There are other cases, which go directly to sustain our present view. In Hoy v. Conch, 5 How. 188, it is decided, that if the original judgment be reversed on writ of error, the forthcoming bond and judgment thereon are void, and it is not necessary to enter a formal motion to quash them.” This doctrine is sustained by a case in 7 Cr. 288, and in 4 Munf. 76. It rests upon the principle, that the forthcoming bond judgment *548must have a previous judgment to support it; and if "there be none such, it is void. The consequence must be the same, if the original judgment is void. In Pender v. Felts, 2 S. & M. 539, it was holden that the affirmance of a void judgment by this court, from purely technical causes, would not cure the radical error. Much less ought a judgment on a forthcoming bond, to make a judgment valid which was previously void. See also Tombigbee Bank v. Bell, et al., MS.*

The forthcoming bond, in this case, was taken by the sheriff of one county, and if it contains any definite stipulation, as to the delivery of the property, it is required to be at the court house of another county. This is not authorized by the statute, and it may well be doubted if it could lay the foundation of a statutory judgment.

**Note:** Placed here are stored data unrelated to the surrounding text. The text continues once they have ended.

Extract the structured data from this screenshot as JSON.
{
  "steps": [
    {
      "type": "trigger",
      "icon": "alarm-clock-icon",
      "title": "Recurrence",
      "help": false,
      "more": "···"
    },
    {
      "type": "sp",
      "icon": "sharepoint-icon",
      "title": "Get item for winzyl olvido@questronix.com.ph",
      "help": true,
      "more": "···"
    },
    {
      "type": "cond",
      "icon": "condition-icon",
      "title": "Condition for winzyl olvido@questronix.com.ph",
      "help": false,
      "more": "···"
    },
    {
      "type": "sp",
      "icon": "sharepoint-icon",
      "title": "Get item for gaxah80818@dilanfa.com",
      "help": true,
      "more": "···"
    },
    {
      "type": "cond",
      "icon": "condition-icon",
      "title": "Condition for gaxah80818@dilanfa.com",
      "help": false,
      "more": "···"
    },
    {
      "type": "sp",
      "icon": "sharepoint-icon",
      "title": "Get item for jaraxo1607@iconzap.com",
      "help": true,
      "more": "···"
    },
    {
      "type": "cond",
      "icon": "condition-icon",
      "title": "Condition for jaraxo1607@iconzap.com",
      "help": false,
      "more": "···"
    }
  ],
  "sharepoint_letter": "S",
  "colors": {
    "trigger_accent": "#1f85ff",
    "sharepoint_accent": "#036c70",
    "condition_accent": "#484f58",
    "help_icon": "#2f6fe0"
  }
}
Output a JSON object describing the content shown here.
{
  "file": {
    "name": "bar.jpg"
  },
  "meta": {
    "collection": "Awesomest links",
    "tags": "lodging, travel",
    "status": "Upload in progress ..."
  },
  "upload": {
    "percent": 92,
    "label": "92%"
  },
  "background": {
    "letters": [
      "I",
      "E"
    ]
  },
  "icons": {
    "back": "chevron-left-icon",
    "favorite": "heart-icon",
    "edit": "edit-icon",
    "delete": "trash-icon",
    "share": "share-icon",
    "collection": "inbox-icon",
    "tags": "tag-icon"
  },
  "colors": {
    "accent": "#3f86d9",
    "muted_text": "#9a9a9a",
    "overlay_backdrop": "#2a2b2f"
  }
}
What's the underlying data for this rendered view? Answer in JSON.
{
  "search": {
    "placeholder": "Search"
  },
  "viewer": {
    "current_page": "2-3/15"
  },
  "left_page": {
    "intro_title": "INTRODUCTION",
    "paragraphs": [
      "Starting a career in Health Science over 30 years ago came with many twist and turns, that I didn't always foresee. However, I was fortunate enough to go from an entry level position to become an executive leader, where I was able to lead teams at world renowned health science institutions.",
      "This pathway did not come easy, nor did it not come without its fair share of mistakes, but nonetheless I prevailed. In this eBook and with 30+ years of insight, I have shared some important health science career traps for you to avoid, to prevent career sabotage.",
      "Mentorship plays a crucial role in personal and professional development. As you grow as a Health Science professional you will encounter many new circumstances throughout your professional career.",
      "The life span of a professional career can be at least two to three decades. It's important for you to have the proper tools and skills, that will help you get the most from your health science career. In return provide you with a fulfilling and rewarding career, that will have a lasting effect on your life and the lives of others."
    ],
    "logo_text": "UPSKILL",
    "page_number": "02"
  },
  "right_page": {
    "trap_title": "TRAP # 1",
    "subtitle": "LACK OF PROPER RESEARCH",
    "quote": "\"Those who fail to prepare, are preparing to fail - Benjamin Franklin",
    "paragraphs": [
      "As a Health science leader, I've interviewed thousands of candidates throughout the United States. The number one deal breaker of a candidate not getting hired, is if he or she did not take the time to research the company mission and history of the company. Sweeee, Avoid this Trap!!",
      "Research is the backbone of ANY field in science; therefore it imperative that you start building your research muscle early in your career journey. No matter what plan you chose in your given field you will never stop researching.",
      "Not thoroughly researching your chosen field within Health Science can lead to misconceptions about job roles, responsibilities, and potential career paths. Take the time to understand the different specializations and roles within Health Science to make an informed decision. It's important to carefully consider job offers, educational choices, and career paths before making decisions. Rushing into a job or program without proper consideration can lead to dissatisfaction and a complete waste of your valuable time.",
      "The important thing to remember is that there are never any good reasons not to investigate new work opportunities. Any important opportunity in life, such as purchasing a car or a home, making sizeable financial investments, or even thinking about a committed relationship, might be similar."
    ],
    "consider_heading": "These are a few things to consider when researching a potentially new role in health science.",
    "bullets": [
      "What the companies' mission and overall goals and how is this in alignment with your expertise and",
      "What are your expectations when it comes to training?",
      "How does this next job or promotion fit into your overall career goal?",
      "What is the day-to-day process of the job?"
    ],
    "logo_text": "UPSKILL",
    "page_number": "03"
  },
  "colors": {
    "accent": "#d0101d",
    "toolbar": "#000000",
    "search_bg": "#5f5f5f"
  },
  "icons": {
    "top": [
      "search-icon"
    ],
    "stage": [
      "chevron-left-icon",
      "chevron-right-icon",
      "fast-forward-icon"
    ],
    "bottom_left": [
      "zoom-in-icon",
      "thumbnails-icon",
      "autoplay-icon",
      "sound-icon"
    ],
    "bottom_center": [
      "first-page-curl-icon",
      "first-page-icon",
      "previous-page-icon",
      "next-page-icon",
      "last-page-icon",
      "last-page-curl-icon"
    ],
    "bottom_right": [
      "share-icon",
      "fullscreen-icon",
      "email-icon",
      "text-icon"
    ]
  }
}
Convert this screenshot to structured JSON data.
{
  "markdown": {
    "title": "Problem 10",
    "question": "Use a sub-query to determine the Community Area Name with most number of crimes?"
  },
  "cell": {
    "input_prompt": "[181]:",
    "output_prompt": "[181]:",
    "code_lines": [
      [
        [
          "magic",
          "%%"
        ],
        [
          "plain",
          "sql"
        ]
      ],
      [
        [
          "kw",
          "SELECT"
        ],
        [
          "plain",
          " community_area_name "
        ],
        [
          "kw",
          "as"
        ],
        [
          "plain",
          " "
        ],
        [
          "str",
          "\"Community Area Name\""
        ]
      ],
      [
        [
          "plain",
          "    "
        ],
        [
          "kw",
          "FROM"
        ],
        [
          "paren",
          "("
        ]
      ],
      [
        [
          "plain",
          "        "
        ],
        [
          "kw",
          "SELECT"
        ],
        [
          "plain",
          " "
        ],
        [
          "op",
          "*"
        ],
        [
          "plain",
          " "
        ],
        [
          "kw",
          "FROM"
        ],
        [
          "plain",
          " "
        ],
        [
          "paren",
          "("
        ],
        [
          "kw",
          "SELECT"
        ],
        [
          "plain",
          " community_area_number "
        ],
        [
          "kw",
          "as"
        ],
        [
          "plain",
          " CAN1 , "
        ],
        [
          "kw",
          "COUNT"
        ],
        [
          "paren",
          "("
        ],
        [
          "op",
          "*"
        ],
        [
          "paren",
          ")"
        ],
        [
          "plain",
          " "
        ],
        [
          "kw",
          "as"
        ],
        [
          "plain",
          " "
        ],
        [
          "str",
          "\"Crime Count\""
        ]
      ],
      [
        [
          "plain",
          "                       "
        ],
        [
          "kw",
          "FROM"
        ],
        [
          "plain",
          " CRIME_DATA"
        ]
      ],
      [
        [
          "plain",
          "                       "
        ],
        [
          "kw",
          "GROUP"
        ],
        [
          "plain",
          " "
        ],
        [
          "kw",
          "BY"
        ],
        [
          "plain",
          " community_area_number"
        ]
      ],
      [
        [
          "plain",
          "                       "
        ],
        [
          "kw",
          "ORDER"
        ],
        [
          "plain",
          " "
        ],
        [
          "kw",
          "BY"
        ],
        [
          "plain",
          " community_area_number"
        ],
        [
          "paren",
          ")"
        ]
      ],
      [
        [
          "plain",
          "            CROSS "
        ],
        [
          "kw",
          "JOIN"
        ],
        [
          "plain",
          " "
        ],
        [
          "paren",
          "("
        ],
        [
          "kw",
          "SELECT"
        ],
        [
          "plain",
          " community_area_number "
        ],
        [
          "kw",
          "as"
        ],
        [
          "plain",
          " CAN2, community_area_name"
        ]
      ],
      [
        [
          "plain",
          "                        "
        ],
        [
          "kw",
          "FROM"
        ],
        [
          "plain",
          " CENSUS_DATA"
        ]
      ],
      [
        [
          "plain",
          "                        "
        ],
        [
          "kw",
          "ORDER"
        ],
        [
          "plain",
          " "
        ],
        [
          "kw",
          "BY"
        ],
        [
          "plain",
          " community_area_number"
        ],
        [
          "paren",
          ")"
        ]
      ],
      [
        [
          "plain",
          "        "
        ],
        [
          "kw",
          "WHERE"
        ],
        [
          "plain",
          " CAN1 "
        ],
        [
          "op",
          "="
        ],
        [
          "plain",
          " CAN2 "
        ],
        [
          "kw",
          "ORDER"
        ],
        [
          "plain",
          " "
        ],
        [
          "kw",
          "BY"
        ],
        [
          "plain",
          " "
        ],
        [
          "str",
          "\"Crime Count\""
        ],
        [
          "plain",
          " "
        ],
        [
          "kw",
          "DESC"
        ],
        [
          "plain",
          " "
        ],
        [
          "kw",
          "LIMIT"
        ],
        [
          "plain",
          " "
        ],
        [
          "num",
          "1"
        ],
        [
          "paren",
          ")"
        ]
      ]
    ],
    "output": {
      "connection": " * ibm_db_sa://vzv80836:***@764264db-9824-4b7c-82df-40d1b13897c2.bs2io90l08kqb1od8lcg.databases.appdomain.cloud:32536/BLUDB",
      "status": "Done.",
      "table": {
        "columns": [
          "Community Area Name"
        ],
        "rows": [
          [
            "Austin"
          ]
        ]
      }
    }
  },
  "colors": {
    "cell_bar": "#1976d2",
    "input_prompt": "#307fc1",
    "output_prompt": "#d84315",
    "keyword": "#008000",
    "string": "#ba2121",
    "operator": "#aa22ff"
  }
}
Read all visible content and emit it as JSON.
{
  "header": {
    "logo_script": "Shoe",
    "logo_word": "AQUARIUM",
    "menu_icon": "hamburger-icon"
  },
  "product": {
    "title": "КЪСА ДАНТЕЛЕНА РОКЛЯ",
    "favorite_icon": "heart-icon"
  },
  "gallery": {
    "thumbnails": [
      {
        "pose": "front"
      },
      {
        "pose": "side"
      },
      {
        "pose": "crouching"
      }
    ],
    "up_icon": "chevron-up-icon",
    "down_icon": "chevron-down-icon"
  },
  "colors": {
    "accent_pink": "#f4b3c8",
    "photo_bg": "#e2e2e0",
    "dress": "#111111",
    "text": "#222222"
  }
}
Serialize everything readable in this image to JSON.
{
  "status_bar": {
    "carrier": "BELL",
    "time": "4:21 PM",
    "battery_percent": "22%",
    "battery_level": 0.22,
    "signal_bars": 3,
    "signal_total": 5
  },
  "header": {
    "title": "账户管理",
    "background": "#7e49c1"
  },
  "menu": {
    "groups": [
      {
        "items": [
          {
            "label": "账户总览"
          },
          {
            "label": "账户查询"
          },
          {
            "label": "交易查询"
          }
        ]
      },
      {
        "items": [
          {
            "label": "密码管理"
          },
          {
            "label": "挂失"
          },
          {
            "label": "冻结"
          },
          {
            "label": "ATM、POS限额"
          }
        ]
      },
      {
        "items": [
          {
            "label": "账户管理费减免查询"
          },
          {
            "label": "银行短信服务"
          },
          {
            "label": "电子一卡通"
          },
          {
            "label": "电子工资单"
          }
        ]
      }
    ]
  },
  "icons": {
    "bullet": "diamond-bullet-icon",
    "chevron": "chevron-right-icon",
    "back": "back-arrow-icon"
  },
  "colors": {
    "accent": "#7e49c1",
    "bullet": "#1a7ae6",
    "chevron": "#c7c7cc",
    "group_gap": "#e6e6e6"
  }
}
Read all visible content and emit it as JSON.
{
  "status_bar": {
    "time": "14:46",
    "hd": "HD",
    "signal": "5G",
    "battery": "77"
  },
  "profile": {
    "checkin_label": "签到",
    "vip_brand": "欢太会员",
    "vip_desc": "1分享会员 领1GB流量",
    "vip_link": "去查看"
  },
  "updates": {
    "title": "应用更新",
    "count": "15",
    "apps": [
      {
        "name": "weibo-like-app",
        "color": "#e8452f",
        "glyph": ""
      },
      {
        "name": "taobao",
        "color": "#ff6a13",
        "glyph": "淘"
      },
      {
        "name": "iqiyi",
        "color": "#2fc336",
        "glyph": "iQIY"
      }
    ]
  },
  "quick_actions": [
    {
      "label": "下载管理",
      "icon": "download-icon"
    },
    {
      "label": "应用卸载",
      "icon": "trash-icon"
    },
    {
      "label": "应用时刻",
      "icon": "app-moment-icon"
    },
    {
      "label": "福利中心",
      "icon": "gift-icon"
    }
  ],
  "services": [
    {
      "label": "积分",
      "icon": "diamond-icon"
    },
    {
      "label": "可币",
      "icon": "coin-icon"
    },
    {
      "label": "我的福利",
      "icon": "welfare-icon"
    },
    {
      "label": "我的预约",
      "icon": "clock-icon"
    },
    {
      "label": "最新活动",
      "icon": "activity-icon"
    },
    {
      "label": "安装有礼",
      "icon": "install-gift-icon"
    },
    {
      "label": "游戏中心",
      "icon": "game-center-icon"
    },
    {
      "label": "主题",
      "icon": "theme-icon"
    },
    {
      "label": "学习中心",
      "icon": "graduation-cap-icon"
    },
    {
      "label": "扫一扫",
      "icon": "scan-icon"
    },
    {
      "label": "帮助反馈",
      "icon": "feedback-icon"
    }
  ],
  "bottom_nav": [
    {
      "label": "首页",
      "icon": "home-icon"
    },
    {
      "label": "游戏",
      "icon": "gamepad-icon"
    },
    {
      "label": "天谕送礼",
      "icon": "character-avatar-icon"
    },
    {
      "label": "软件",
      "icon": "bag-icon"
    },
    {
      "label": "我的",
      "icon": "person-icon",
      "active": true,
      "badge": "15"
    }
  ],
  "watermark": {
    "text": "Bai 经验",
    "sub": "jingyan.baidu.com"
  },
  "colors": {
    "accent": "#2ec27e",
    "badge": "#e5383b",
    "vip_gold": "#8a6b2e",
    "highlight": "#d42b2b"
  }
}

Then as to the proceedings in the circuit court, subsequent to the forfeiture of the bond. If the judgment upon the bond had been merely erroneous, the court could not, at a term subsequent to the return term, have quashed it. But when void, it might do so at any time. 2 Yerg. 242. We come, therefore, to the conclusion, that all the previous proceedings being void, for want of proper process and service of process, the judgment of the court, in finally putting an end to them, was correct.

The judgment is therefore affirmed.

The case referred to will be found infra ; the opinion having been retained, on the petition for a re-argument, until the opinion upon that petition, which is reported in full with the case, was delivered, and in which reference is made to this case.